米国のテロ対策当局者は、男はアルジェリアに拠点があるテロ組織「イスラム・マグレブ諸国のアルカイダ組織」と連絡を取っていたと述べた。米国は同組織をテロ団体に指定している。同当局者は、容疑者はテロの実行役ではなくアルカイダ思想の扇動者ともみられると指摘した。
ただ、フランスのオルトフー内相は逮捕で最悪の事態を免れたと述べており、容疑者が何らかのテロ謀議に関与していた可能性を示唆した。
CERNは声明で、物理学者の容疑者はテロに用いられるような研究業務に関与していなかったと述べた。また、男は同機関の職員ではなく外部団体との契約に基づき、研究に当たっていたとも語った。
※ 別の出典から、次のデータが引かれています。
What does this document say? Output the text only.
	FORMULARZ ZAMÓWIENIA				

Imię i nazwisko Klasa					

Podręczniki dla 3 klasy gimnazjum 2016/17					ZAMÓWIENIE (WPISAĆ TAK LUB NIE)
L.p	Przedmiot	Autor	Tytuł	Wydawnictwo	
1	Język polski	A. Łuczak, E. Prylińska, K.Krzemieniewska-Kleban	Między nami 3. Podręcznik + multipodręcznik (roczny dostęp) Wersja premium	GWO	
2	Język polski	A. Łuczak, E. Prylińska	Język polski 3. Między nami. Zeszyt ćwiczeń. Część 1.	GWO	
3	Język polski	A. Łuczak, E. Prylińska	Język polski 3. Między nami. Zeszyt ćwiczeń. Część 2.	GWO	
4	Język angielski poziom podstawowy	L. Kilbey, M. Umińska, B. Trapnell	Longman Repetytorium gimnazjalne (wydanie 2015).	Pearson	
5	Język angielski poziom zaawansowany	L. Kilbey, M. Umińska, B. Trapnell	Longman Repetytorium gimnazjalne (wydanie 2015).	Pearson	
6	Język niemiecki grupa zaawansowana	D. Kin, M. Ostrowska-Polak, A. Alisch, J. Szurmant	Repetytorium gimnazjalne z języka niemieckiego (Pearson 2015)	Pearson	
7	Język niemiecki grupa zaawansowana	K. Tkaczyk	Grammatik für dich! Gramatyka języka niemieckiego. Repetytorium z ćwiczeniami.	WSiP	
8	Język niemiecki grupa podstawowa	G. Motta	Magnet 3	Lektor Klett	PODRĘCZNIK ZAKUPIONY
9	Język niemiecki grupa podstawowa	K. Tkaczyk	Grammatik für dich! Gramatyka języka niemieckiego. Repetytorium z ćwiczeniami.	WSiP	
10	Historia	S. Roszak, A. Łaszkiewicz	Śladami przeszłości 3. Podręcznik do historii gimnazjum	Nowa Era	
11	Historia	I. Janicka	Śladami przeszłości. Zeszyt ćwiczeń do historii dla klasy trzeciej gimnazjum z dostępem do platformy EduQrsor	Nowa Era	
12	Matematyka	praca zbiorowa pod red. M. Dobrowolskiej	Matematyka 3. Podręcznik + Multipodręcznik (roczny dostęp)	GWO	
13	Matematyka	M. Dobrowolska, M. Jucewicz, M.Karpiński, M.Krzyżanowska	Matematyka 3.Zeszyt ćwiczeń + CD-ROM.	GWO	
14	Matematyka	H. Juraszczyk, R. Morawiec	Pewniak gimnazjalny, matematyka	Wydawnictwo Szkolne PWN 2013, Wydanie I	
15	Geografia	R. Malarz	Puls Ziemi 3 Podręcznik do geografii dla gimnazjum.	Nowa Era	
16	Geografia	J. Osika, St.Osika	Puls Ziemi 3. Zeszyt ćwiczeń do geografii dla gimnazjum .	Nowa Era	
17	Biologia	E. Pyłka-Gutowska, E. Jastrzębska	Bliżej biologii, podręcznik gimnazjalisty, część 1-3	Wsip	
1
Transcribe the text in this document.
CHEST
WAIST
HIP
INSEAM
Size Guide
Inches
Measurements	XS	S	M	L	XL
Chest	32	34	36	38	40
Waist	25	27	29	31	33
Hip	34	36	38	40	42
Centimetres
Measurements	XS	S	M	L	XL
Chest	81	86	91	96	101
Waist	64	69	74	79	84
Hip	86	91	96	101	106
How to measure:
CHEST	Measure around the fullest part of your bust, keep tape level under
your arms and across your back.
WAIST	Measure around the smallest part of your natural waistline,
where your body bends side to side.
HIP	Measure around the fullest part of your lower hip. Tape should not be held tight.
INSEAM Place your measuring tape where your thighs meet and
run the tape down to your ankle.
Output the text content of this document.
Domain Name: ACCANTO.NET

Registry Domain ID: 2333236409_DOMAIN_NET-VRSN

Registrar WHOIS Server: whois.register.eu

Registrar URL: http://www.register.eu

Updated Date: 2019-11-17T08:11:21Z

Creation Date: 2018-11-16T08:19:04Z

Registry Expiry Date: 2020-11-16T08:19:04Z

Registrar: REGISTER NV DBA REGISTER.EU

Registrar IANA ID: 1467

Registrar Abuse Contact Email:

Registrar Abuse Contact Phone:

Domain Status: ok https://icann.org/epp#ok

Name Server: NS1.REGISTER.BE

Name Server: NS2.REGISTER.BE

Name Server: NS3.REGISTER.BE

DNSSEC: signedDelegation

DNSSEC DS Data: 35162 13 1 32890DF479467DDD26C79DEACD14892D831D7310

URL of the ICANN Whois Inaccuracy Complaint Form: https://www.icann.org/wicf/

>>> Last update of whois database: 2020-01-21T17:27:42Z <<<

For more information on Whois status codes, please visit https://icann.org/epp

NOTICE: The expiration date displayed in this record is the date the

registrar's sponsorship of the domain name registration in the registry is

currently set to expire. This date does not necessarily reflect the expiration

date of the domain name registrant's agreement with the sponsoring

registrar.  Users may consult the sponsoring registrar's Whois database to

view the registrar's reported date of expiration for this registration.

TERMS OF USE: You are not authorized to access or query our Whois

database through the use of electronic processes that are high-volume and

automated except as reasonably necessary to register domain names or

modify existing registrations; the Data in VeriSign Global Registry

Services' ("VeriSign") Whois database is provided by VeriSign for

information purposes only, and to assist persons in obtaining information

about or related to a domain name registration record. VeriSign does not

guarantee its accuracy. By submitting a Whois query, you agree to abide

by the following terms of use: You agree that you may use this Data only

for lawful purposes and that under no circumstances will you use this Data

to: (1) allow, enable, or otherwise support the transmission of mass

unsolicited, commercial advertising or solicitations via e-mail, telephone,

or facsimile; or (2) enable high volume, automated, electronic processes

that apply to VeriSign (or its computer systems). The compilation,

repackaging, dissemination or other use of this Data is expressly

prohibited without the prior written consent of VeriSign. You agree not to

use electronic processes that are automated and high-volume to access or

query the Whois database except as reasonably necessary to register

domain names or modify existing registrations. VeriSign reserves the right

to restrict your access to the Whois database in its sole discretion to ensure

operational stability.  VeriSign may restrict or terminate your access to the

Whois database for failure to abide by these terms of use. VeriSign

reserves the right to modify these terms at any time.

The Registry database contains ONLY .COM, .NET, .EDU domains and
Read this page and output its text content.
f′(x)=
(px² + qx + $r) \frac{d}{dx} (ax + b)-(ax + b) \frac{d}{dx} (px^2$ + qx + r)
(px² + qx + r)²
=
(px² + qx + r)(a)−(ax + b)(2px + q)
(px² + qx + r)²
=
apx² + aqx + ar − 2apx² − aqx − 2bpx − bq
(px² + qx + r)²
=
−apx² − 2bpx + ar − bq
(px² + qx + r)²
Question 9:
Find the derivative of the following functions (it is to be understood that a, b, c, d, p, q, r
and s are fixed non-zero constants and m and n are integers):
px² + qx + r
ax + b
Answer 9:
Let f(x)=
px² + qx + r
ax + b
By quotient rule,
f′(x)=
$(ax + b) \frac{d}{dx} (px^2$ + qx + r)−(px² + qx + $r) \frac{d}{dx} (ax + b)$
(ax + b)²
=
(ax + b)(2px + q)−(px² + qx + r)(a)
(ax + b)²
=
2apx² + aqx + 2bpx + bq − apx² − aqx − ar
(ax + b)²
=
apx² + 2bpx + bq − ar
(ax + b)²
03年からLHCで働いていた。
フランスの内務省当局者は、逮捕は予防措置の一環として実行されたと述べた。容疑者の兄弟も逮捕されたとしている。2人は、アルジェリア系フランス人との情報がある。
LHCでは陽子同士の衝突で、巨大な衝突エネルギーを発生させる実験などを実施している。